I have been looking at a legacy C++ code and it had something like this:

::putenv(local_tz_char);
::tzset();

What does this syntax of prepending "::" to the function calls mean? Google-fu is failing me.

Answer 1

Also known as Scope resolution operator

In C++ is used to define the already declared member functions (in the header file with the .hpp or the .h extension) of a particular class. In the .cpp file one can define the usual global functions or the member functions of the class.
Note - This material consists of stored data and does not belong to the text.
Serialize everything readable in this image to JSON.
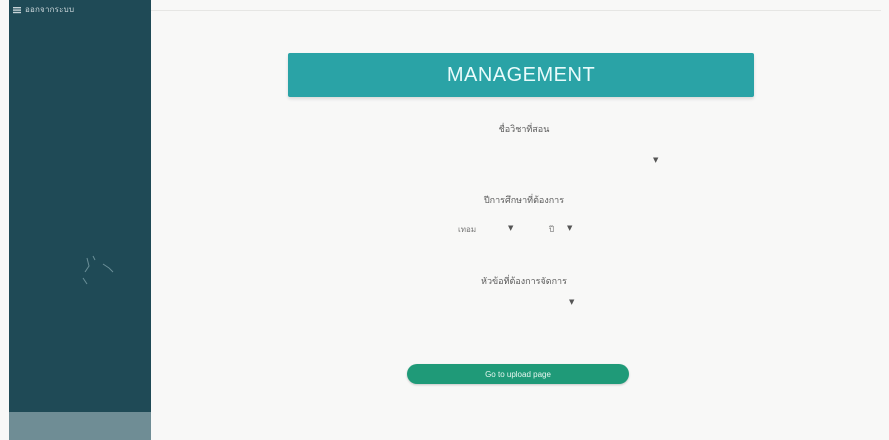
{
  "sidebar": {
    "title": "ออกจากระบบ",
    "menu_icon": "menu-icon"
  },
  "header": {
    "title": "MANAGEMENT",
    "color": "#2aa3a6"
  },
  "form": {
    "subject_label": "ชื่อวิชาที่สอน",
    "year_label": "ปีการศึกษาที่ต้องการ",
    "semester_value": "เทอม",
    "year_value": "ปี",
    "manage_label": "หัวข้อที่ต้องการจัดการ"
  },
  "actions": {
    "upload_label": "Go to upload page",
    "upload_color": "#1f9a78"
  },
  "colors": {
    "sidebar": "#1f4a56",
    "background": "#f8f8f7"
  }
}
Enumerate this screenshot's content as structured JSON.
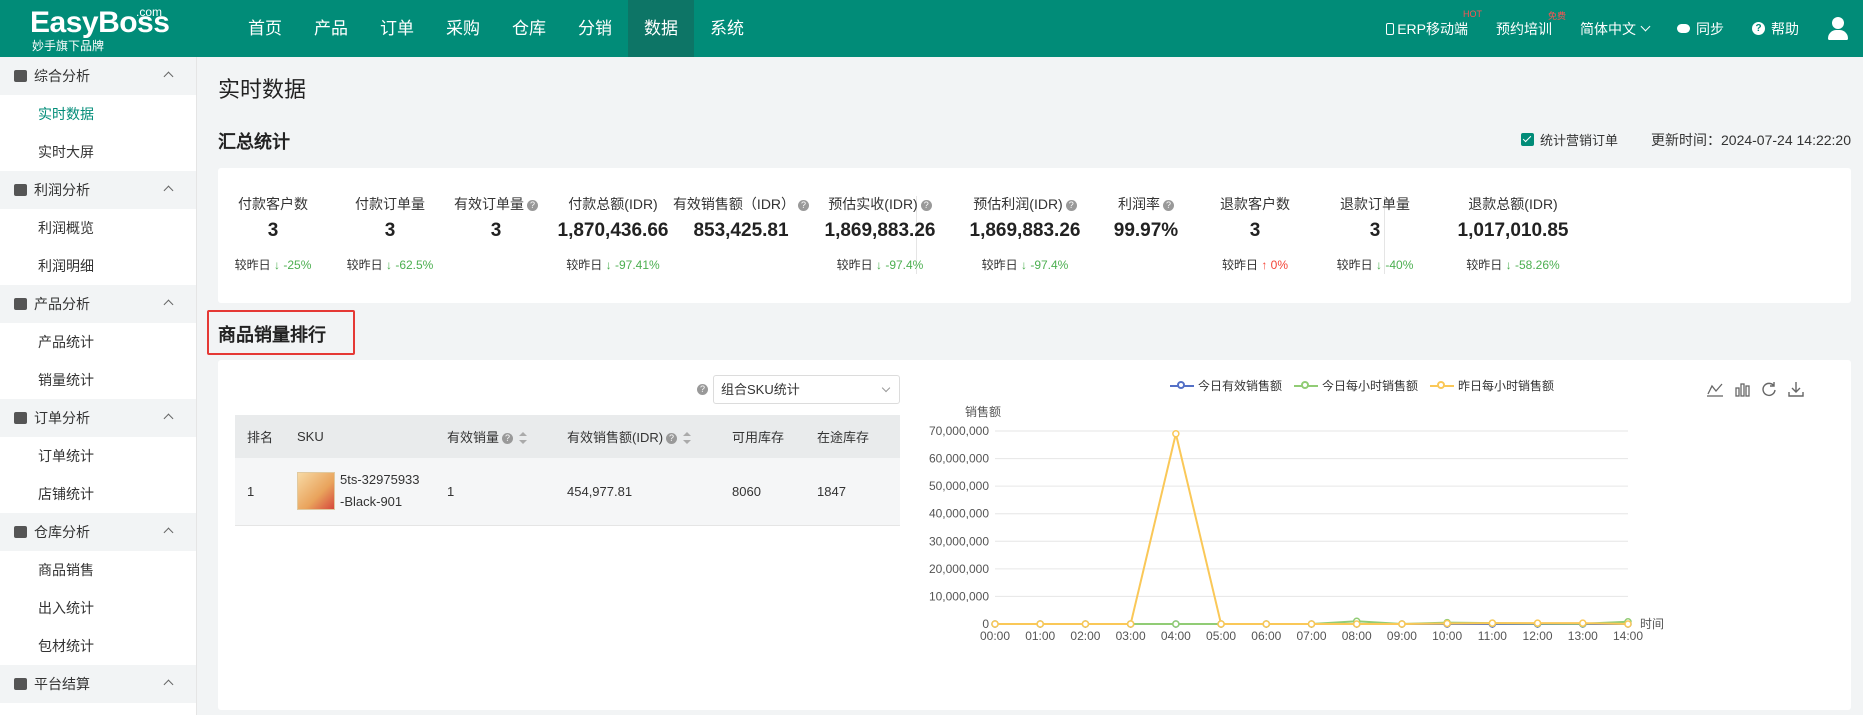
{
  "logo": {
    "brand": "EasyBoss",
    "com": ".com",
    "sub": "妙手旗下品牌"
  },
  "nav": [
    "首页",
    "产品",
    "订单",
    "采购",
    "仓库",
    "分销",
    "数据",
    "系统"
  ],
  "nav_active_index": 6,
  "topright": {
    "mobile": "ERP移动端",
    "mobile_tag": "HOT",
    "training": "预约培训",
    "training_tag": "免费",
    "lang": "简体中文",
    "sync": "同步",
    "help": "帮助"
  },
  "sidebar": [
    {
      "group": "综合分析",
      "items": [
        "实时数据",
        "实时大屏"
      ]
    },
    {
      "group": "利润分析",
      "items": [
        "利润概览",
        "利润明细"
      ]
    },
    {
      "group": "产品分析",
      "items": [
        "产品统计",
        "销量统计"
      ]
    },
    {
      "group": "订单分析",
      "items": [
        "订单统计",
        "店铺统计"
      ]
    },
    {
      "group": "仓库分析",
      "items": [
        "商品销售",
        "出入统计",
        "包材统计"
      ]
    },
    {
      "group": "平台结算",
      "items": []
    }
  ],
  "sidebar_active": "实时数据",
  "page_title": "实时数据",
  "summary": {
    "title": "汇总统计",
    "checkbox_label": "统计营销订单",
    "update_time": "更新时间：2024-07-24 14:22:20",
    "compare_prefix": "较昨日",
    "stats": [
      {
        "label": "付款客户数",
        "value": "3",
        "change": "-25%",
        "dir": "down",
        "help": false
      },
      {
        "label": "付款订单量",
        "value": "3",
        "change": "-62.5%",
        "dir": "down",
        "help": false
      },
      {
        "label": "有效订单量",
        "value": "3",
        "change": "",
        "dir": "",
        "help": true
      },
      {
        "label": "付款总额(IDR)",
        "value": "1,870,436.66",
        "change": "-97.41%",
        "dir": "down",
        "help": false
      },
      {
        "label": "有效销售额（IDR）",
        "value": "853,425.81",
        "change": "",
        "dir": "",
        "help": true
      },
      {
        "label": "预估实收(IDR)",
        "value": "1,869,883.26",
        "change": "-97.4%",
        "dir": "down",
        "help": true
      },
      {
        "label": "预估利润(IDR)",
        "value": "1,869,883.26",
        "change": "-97.4%",
        "dir": "down",
        "help": true
      },
      {
        "label": "利润率",
        "value": "99.97%",
        "change": "",
        "dir": "",
        "help": true
      },
      {
        "label": "退款客户数",
        "value": "3",
        "change": "0%",
        "dir": "up",
        "help": false
      },
      {
        "label": "退款订单量",
        "value": "3",
        "change": "-40%",
        "dir": "down",
        "help": false
      },
      {
        "label": "退款总额(IDR)",
        "value": "1,017,010.85",
        "change": "-58.26%",
        "dir": "down",
        "help": false
      }
    ]
  },
  "ranking": {
    "title": "商品销量排行",
    "select_value": "组合SKU统计",
    "columns": [
      "排名",
      "SKU",
      "有效销量",
      "有效销售额(IDR)",
      "可用库存",
      "在途库存"
    ],
    "rows": [
      {
        "rank": "1",
        "sku": "5ts-32975933-Black-901",
        "qty": "1",
        "amount": "454,977.81",
        "stock": "8060",
        "transit": "1847"
      }
    ]
  },
  "colors": {
    "primary": "#018c78",
    "nav_active": "#0d7566",
    "series_today": "#5470c6",
    "series_hourly": "#91cc75",
    "series_yesterday": "#fac858"
  },
  "chart_data": {
    "type": "line",
    "ylabel": "销售额",
    "xlabel": "时间",
    "x": [
      "00:00",
      "01:00",
      "02:00",
      "03:00",
      "04:00",
      "05:00",
      "06:00",
      "07:00",
      "08:00",
      "09:00",
      "10:00",
      "11:00",
      "12:00",
      "13:00",
      "14:00"
    ],
    "yticks": [
      "0",
      "10,000,000",
      "20,000,000",
      "30,000,000",
      "40,000,000",
      "50,000,000",
      "60,000,000",
      "70,000,000"
    ],
    "ylim": [
      0,
      70000000
    ],
    "legend_position": "top-center",
    "series": [
      {
        "name": "今日有效销售额",
        "values": [
          0,
          0,
          0,
          0,
          0,
          0,
          0,
          0,
          0,
          0,
          0,
          0,
          0,
          0,
          0
        ]
      },
      {
        "name": "今日每小时销售额",
        "values": [
          0,
          0,
          0,
          0,
          0,
          0,
          0,
          0,
          1000000,
          0,
          500000,
          300000,
          200000,
          100000,
          800000
        ]
      },
      {
        "name": "昨日每小时销售额",
        "values": [
          0,
          0,
          0,
          0,
          69000000,
          0,
          0,
          0,
          0,
          0,
          200000,
          300000,
          300000,
          300000,
          0
        ]
      }
    ]
  }
}
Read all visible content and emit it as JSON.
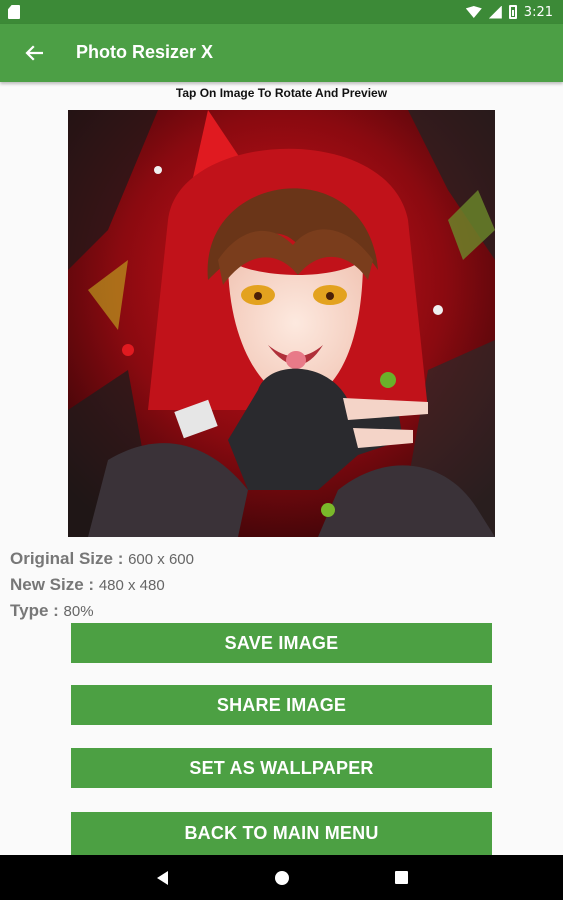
{
  "status_bar": {
    "time": "3:21"
  },
  "app_bar": {
    "title": "Photo Resizer X"
  },
  "hint": "Tap On Image To Rotate And Preview",
  "info": {
    "original_label": "Original Size : ",
    "original_value": "600 x 600",
    "new_label": "New Size : ",
    "new_value": "480 x 480",
    "type_label": "Type : ",
    "type_value": " 80%"
  },
  "buttons": {
    "save": "SAVE IMAGE",
    "share": "SHARE IMAGE",
    "wallpaper": "SET AS WALLPAPER",
    "back": "BACK TO MAIN MENU"
  },
  "colors": {
    "status_bar": "#3c8a37",
    "app_bar": "#4c9f45",
    "button": "#4ca043"
  }
}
To differentiate between the normal functions and the member functions of the class, one needs to use the scope resolution operator (::) in between the class name and the member function name i.e. ship::foo() where ship is a class and foo() is a member function of the class ship.

Example from Wikipedia:

#include <iostream>

// Without this using statement cout below would need to be std::cout
using namespace std; 

int n = 12; // A global variable

int main() {
  int n = 13; // A local variable
  cout << ::n << endl; // Print the global variable: 12
  cout << n   << endl; // Print the local variable: 13
}

Answer 2

It means that the functions putenv() and tzset() will be looked up by the compiler in the global namespace.

Example

#include <iostream>

using namespace std;

//global function
void foo()
{
    cout << "This function will be called by bar()";
}

namespace lorem
{
    void foo()
    {
        cout << "This function will not be called by bar()";
    }

    void bar()
    {
        ::foo();
    }
}

int main()
{
    lorem::bar(); //will print "This function will be called by bar()"
    return 0;
}

Answer 3

There was a discussion yesterday (+ a year) on a similar question. Perhaps you can find a more indepth answer here.

What is the meaning of prepended double colon "::"?

Answer 4

It means: look up the function in the global namespace.

Answer 5

It will use the specifically unqualified name (as opposed to anything imported with the using keyword).

Answer 6

the :: is the scope resolution operator, it tells the compiler in what scope to find the function.

For instance if you have a function with a local variable var and you have a global variable of the same name, you can choose to access the global one by prepending the scope resolution operator:

int var = 0;

void test() {
    int var = 5;
    cout << "Local: " << var << endl;
    cout << "Global: " << ::var << endl;
}

The IBM C++ compiler documentation puts it like this (source):

The :: (scope resolution) operator is used to qualify hidden names so that you can still use them. You can use the unary scope operator if a namespace scope or global scope name is hidden by an explicit declaration of the same name in a block or class.

The same can be done for methods inside a class and versions of the same name outside. If you wanted to access a variable, function or class in a specific namespace you could access it like this: <namespace>::<variable|function|class>

One thing to note though, even though it is an operator it is not one of the operators that can be overloaded.